Ether on a Stick
Max Fang and Philip Hayes
What it does
Ether on a Stick is a platform that allows participants to contribute economic incentives for the completion of arbitrary tasks. More specifically, it allows participants to pool their money into a smart contract that will pay out to a specified target if and only if a threshold percentage of contributors to the pool, weighted by contribution amount, votes that the specified target has indeed carried out an action by a specified due date.
Example: A company pollutes a river, negatively affecting everyone nearby. Residents would like the river to be cleaned up, and are willing to pay for it, but only if the river is cleaned up. Solution: Residents use Ether on a Stick to pool their funds together that will pay out to the company if and only if a specified proportion of contributors to the pool vote that the company has indeed cleaned up the river.
How we built it
Ether on a Stick implements with code a game theoretical mechanism called a Dominant Assurance Contract that coordinates the voluntary creation of public goods in the face of the free rider problem. It is a decentralized app (or "dapp") built on the Ethereum network, implementing a "smart contract" in Serpent, Ethereum's Python-like contract language. Its decentralized and trustless nature enables the creation of agreements without a 3rd party escrow who can be influenced or corrupted to determine the wrong user.
The first 20 hours of the hackathon were mostly spent setting up and learning how to use the Ethereum client and interact with the network. A significant portion was also spent planning the exact specifications of the contract and deciding what mechanisms would make the network most resistant to attack. Despite the lack of any kind of API reference, writing the contract itself was easier, but deploying it to Ethereum testnet was another challenge, as large swaths of the underlying technology hasn't been built yet.

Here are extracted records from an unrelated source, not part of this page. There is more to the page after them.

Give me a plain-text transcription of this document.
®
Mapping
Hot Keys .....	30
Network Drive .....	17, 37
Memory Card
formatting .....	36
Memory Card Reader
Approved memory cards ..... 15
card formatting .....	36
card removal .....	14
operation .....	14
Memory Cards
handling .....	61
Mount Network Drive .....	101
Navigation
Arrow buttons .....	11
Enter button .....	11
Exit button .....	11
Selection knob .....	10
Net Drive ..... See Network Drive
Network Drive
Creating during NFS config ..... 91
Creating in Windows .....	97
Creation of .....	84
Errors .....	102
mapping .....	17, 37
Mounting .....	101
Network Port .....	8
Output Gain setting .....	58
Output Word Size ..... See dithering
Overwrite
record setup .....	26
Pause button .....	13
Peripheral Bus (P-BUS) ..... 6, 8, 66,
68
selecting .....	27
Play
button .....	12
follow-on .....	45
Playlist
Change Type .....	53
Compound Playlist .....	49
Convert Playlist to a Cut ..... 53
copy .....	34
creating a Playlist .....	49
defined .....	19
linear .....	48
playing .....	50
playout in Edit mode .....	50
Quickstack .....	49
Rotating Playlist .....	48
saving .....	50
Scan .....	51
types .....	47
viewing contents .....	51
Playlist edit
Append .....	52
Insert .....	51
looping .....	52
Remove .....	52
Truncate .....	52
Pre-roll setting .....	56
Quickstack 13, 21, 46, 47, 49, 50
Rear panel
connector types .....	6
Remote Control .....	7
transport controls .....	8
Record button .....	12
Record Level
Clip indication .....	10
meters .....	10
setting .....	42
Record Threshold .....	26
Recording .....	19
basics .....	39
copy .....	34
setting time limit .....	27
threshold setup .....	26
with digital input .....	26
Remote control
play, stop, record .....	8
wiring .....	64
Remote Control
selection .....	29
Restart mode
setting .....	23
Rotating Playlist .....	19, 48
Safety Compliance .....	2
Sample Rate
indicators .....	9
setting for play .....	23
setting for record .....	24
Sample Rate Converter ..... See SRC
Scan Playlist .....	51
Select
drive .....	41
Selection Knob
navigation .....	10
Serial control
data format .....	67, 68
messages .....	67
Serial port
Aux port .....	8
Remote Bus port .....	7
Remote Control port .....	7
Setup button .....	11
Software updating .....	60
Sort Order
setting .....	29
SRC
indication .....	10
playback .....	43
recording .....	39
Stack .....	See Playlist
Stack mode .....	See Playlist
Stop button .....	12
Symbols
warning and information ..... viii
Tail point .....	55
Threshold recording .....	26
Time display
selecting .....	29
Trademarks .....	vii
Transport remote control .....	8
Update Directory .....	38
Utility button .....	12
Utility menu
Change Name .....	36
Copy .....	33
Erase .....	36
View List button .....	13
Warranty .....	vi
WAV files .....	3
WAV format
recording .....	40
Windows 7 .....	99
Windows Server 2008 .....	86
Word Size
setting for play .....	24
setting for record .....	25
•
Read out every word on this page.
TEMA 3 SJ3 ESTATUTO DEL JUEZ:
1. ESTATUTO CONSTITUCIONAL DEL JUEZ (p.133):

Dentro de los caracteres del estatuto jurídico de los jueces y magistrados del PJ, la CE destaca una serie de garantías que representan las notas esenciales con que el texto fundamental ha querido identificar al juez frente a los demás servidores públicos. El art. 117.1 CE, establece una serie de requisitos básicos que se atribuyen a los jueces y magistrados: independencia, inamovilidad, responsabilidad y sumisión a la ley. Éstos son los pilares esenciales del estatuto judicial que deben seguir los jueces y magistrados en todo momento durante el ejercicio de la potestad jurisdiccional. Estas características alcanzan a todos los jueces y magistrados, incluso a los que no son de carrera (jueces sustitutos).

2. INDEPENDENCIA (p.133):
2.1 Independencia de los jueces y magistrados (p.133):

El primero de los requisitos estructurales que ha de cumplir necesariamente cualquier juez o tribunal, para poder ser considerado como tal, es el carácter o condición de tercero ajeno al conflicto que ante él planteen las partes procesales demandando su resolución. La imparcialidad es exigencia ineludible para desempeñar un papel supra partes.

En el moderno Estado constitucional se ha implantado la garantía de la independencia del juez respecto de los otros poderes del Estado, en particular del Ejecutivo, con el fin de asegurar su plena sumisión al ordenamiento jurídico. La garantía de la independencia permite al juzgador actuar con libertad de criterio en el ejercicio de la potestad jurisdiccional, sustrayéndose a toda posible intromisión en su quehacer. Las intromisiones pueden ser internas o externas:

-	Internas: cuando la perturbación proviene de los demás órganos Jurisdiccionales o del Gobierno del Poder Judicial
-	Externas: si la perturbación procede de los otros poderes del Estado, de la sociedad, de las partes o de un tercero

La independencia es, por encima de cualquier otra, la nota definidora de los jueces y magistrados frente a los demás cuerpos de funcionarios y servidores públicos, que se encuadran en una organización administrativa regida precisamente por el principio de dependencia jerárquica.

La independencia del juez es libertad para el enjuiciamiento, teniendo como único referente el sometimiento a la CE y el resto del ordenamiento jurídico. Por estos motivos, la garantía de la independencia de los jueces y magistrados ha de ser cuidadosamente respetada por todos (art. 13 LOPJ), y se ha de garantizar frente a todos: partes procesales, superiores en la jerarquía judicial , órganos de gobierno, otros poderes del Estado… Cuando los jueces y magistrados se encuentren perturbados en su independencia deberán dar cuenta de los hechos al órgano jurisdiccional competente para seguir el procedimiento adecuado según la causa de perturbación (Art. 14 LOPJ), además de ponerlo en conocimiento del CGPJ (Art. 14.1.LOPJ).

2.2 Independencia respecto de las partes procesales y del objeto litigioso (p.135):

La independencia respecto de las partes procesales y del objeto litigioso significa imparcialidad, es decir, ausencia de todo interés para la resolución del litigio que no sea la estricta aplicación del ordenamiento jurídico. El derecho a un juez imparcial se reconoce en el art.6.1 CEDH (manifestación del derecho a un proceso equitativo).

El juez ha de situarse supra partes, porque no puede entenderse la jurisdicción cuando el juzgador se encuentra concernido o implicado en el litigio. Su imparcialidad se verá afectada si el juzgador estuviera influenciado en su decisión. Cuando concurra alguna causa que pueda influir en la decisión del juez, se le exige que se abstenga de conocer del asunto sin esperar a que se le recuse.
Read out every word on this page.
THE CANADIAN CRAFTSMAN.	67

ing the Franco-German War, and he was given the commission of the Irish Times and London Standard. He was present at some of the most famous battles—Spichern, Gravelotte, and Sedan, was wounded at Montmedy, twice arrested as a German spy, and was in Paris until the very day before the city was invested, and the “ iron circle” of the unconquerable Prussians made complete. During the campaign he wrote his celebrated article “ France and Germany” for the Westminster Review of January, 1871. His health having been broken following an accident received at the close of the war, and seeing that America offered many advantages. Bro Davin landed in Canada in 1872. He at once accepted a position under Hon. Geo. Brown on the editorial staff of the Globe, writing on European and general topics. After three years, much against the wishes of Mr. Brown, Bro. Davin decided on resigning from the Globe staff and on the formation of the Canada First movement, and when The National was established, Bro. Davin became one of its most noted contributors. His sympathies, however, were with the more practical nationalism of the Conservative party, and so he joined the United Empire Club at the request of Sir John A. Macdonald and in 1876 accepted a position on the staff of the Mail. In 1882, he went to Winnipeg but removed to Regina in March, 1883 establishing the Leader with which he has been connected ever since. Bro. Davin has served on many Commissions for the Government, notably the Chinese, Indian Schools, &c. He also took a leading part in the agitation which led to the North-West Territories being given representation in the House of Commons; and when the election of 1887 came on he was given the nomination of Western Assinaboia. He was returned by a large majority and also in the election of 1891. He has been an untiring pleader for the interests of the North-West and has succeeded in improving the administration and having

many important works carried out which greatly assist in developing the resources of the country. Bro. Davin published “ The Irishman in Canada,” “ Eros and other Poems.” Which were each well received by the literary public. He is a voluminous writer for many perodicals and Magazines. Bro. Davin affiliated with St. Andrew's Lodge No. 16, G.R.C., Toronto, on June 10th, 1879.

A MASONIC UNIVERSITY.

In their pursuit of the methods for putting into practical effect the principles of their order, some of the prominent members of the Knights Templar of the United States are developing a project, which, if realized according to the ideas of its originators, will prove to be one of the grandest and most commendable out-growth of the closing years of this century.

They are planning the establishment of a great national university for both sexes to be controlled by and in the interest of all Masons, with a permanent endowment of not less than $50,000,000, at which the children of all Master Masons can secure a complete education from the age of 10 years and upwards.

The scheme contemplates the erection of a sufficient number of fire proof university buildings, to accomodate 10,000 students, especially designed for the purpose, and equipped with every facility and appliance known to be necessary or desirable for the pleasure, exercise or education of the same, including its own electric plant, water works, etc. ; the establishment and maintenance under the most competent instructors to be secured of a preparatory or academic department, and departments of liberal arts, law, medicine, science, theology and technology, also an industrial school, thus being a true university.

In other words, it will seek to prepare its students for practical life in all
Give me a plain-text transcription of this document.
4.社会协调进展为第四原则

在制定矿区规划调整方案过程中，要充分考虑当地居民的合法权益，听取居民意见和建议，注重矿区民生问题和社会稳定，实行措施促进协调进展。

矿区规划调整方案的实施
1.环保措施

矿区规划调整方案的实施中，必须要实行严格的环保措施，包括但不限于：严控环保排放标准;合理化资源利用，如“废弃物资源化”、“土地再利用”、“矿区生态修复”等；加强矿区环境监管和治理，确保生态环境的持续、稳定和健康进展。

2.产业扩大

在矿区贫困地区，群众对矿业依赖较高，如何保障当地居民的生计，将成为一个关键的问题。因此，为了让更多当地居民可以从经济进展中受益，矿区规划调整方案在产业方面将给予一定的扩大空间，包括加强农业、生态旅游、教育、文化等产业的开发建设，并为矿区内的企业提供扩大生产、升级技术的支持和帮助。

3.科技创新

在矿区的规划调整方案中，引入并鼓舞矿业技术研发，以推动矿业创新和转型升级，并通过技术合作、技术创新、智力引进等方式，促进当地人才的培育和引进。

What's next for Ether on a Stick
We'd like to take a step much closer to a game-theoretically sound system (don't quote us, we haven't written a paper on it) by implementing a sort of token-based reputation system, similar to that of Augur. In this system, a small portion of pooled funds are set aside to be rewarded to reputation token bearing oracles that correctly vote on outcomes of events. "Correctly voting" means voting with the majority of the other randomly selected oracles for a given event. We would also have to restrict events to only those which are easily and publically verifiable; however, by decoupling voting from contribution, this bypasses a Sybil attack wherein malicious actors (or the contract-specified target of the funds) can use a large amount of financial capital to sway the vote in their favor.